Opened 13 years ago
Closed 13 years ago
#16066 closed Uncategorized (wontfix)
fix_ampersands does not convert abbreviations followed by a semi-colon
Reported by: | Jerry | Owned by: | nobody |
---|---|---|---|
Component: | Uncategorized | Version: | 1.3 |
Severity: | Normal | Keywords: | ampersands fix_ampersands html.py |
Cc: | Triage Stage: | Unreviewed | |
Has patch: | yes | Needs documentation: | no |
Needs tests: | no | Patch needs improvement: | no |
Easy pickings: | no | UI/UX: | no |
Description
In django/utils/html.py, unencoded_ampersands_re will not convert ampersands if they are followed by at least one alphabetical character and a semicolon. There are no named entities with only a single character, but abbreviations of that form are common in some circles: D&D and R&D for example.
Each issue has adventures designed for early D&D; there’s the beginnings of a megadungeon in issue 2, “The Darkness Beneath”, and a lot of weirdness.
List of Our Mission in R&D; 1: Foster the creation of new business. 2: Create and accumulate advanced technologies. 3: Extend our value chain globally. 4: Fulfill our social responsibilities.

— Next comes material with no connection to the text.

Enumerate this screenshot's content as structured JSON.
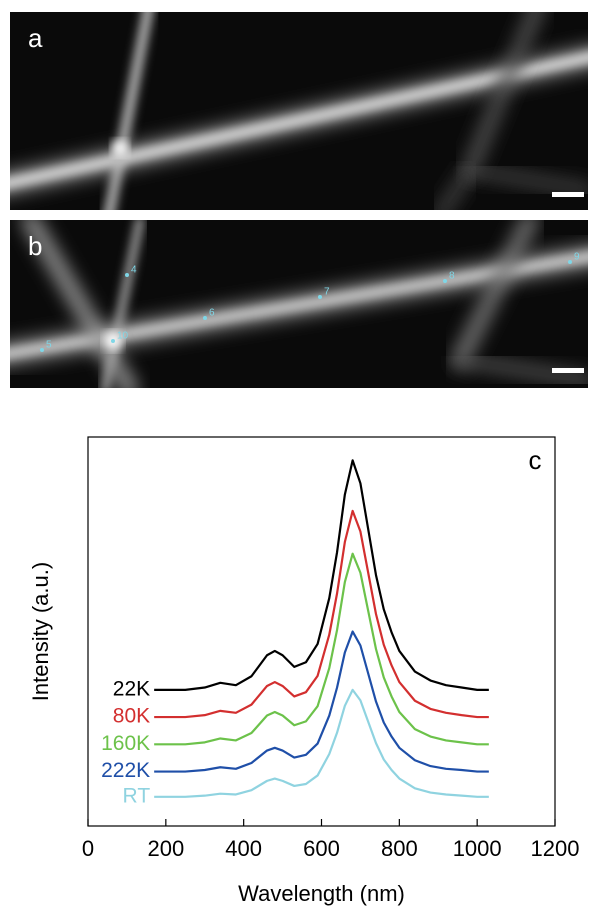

Assuming that it is safe to encode what look like one-character entities, the \w+ can be changed to \w{2,}.
There are no one-character entities listed on http://www.w3.org/TR/WD-html40-970708/sgml/entities.html; or on the less-canonical http://en.wikipedia.org/wiki/List_of_XML_and_HTML_character_entity_references and http://www.w3schools.com/tags/ref_entities.asp.

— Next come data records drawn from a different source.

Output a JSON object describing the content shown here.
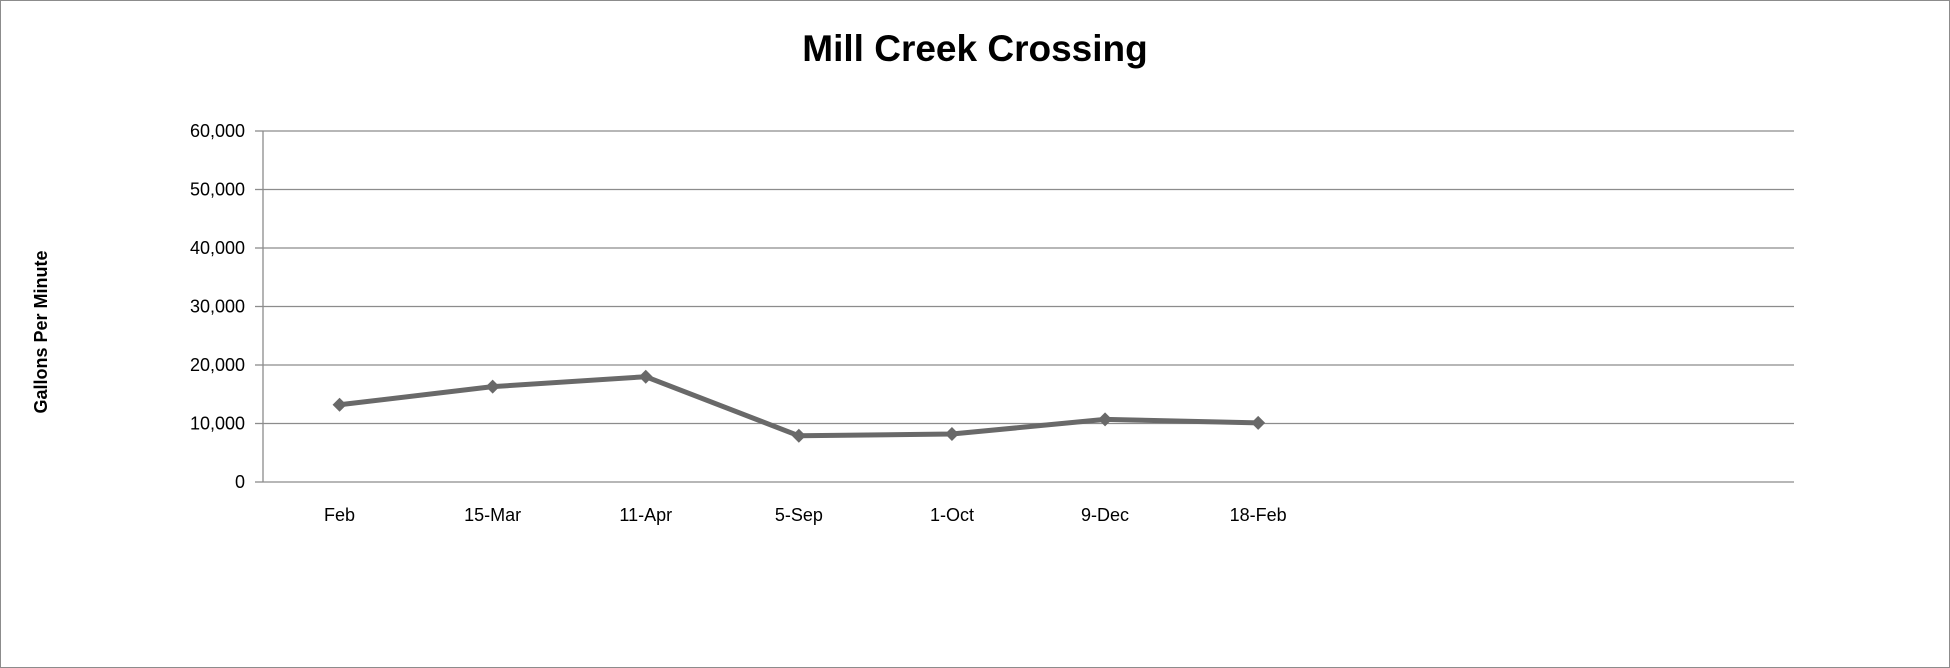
{
  "chart_data": {
    "type": "line",
    "title": "Mill Creek Crossing",
    "xlabel": "",
    "ylabel": "Gallons Per Minute",
    "categories": [
      "Feb",
      "15-Mar",
      "11-Apr",
      "5-Sep",
      "1-Oct",
      "9-Dec",
      "18-Feb"
    ],
    "series": [
      {
        "values": [
          13200,
          16300,
          18000,
          7900,
          8200,
          10700,
          10100
        ]
      }
    ],
    "ylim": [
      0,
      60000
    ],
    "y_ticks": [
      0,
      10000,
      20000,
      30000,
      40000,
      50000,
      60000
    ],
    "y_tick_labels": [
      "0",
      "10,000",
      "20,000",
      "30,000",
      "40,000",
      "50,000",
      "60,000"
    ],
    "grid": true,
    "legend": "none",
    "series_color": "#696969",
    "marker": "diamond"
  }
}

If it isn't safe to assume that there will not be one-character entities, a note in the documentation (http://docs.djangoproject.com/en/dev/ref/templates/builtins/) will probably be useful. (It may be useful even if this patch does make sense, in case someone tries to use longer abbreviations, such as F&SF or AT&SF and follow them by a semi-colon.
Attachments (1)
Change History (2)
by , 13 years ago
Attachment: | ampersands.diff added |
---|
comment:1 by , 13 years ago
Resolution: | → wontfix |
---|---|
Status: | new → closed |
fix_ampersands
does have some limitations in that it is not smart enough to distinguish real named entities from non-real ones. But only making it work with one-character words would really just be equivalent to fixing one particular symptom without addressing the core limitations. In this case, what you want to use is in fact django.utils.html.escape
.
Change unencoded_ampersands_re to encode &n; as &n; for D&D, R&D, etc.